Book Six describes the defeat of the revolt in Asia Minor against the Persian rule, to which part of the previous book is dedicated. Furthermore, this book reflects on the history of the two most powerful city-states in ancient Greece: Athens and Sparta. Finally, the book contains a description of the famous Battle of Marathon between the Athenian and Persian armies. The Spartans came too late to participate in the battle; however, they came to the site of the battle and “praised the Athenians on their good work” (404) after looking at the dead bodies.
In Book Seven, further events in the confrontation between the Greeks and the Persians are described. In particular, it refers to the expedition of King Xerxes. Xerxes has doubts about invading Greece, but he is eventually convinced that Greece should be attacked, and thus, he starts preparing for a new war. In this war, the Greek forces were separated, as some city-states joined the Persians. Additionally, another famous battle—the Battle of Thermopylae—is described, in which an outnumbered Greek army led by King Leonidas of Sparta resisted the powerful Persian army for three days, blocking a pass leading to the Greek territories. The story about 300 Spartans is based on Herodotus’ description of the battle.
Book Eight documents further events in the history of the second invasion of Greece, led by Xerxes. Two key events here are the Battle of Salamis and the Battle of Artemisium, both occurring on the sea. Artemisia, the queen of a Greek city-state that allied itself with the Persians, played a particular role in these battles. The queen personally commanded several ships during these conflicts, and Herodotus seems to praise her skills as a military leader, noting that Xerxes certainly respected her. The author calls her participation in the invasion “a marvel” and stresses that she was led by her “own spirit of adventure and manly courage… only” (447). Book Eight also describes the rescue of Delphi and the abandonment of Athens.

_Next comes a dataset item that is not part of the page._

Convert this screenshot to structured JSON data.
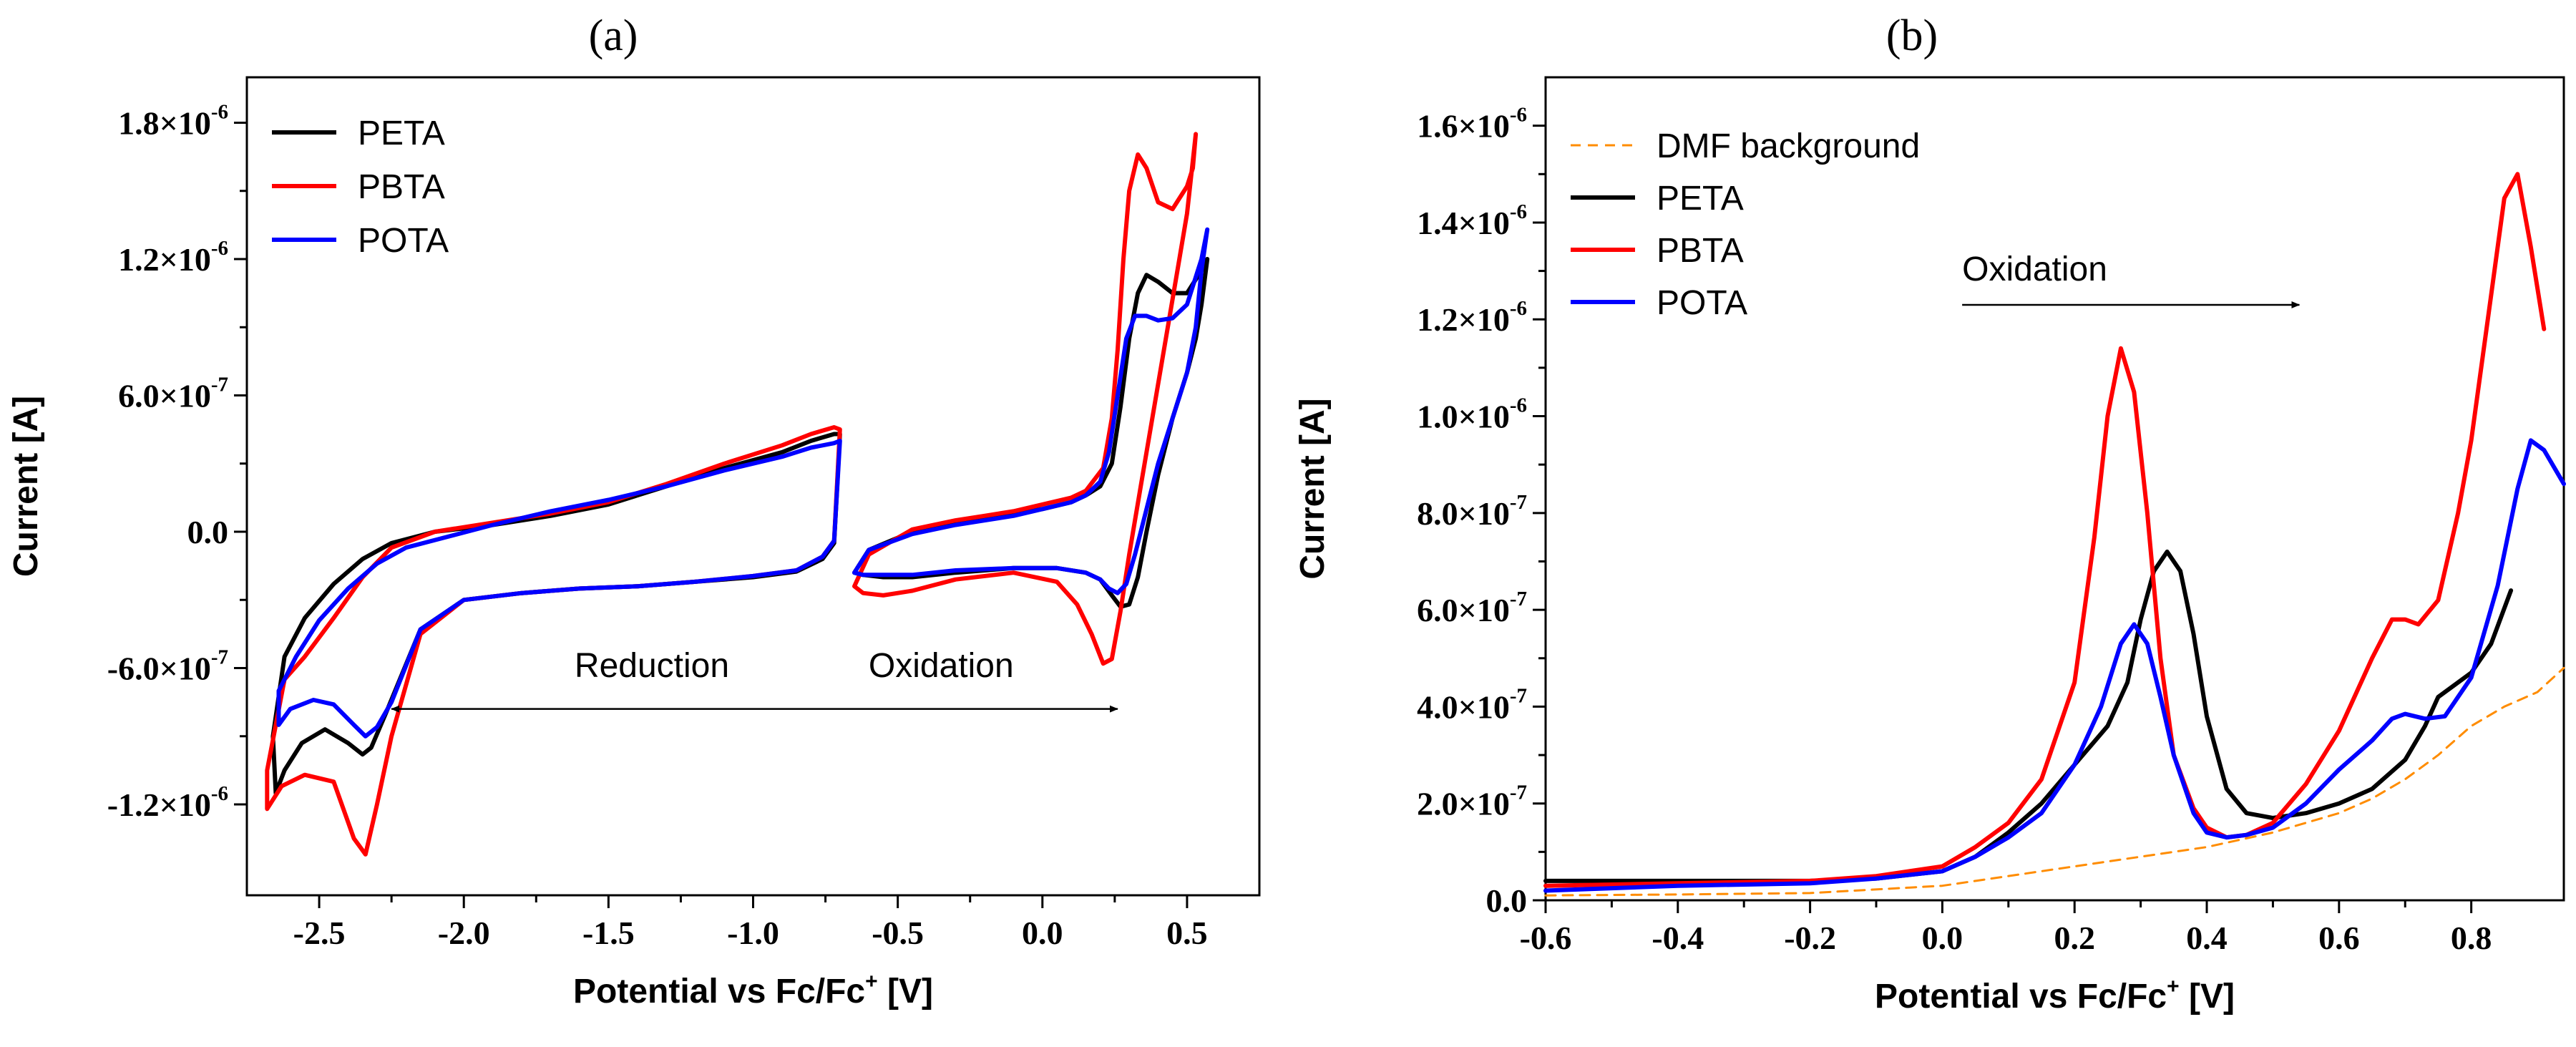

Finally, Book Nine continues documenting the second Persian invasion of Greece. Two key events described in this part of The Histories are the Battle of Plataea and the Battle of Mycale, which together ended the invasion and marked both the victory of the Greeks and the destruction of the Persian army. Highlights include the murder of Masistius, “a distinguished Persian officer” (561) who commanded the Persian cavalry, by the Athenians after abandoned Athens was taken for the second time. Another highlight involves the author’s descriptions of relationships in Xerxes’ family. The king seduced his sister-in-law—the wife of his brother Masistes—and her daughter. The king’s wife Amestris cruelly ordered the torture and mutilation of Masistes’ wife. Masistes tried to revolt but was killed by Xerxes’ order. At the end of the book, the Persians acknowledge the Greeks’ victory and leave.
Herodotus’ The Histories is a collection of both historical records and stories about the ways people lived, not only in Greece before the author was born but also far away, in Persia, Egypt, and even India. The nine books of this work have been highly appreciated by specialists in ancient literature and historians alike who lived and worked during the centuries that followed Herodotus’ time, including historians today.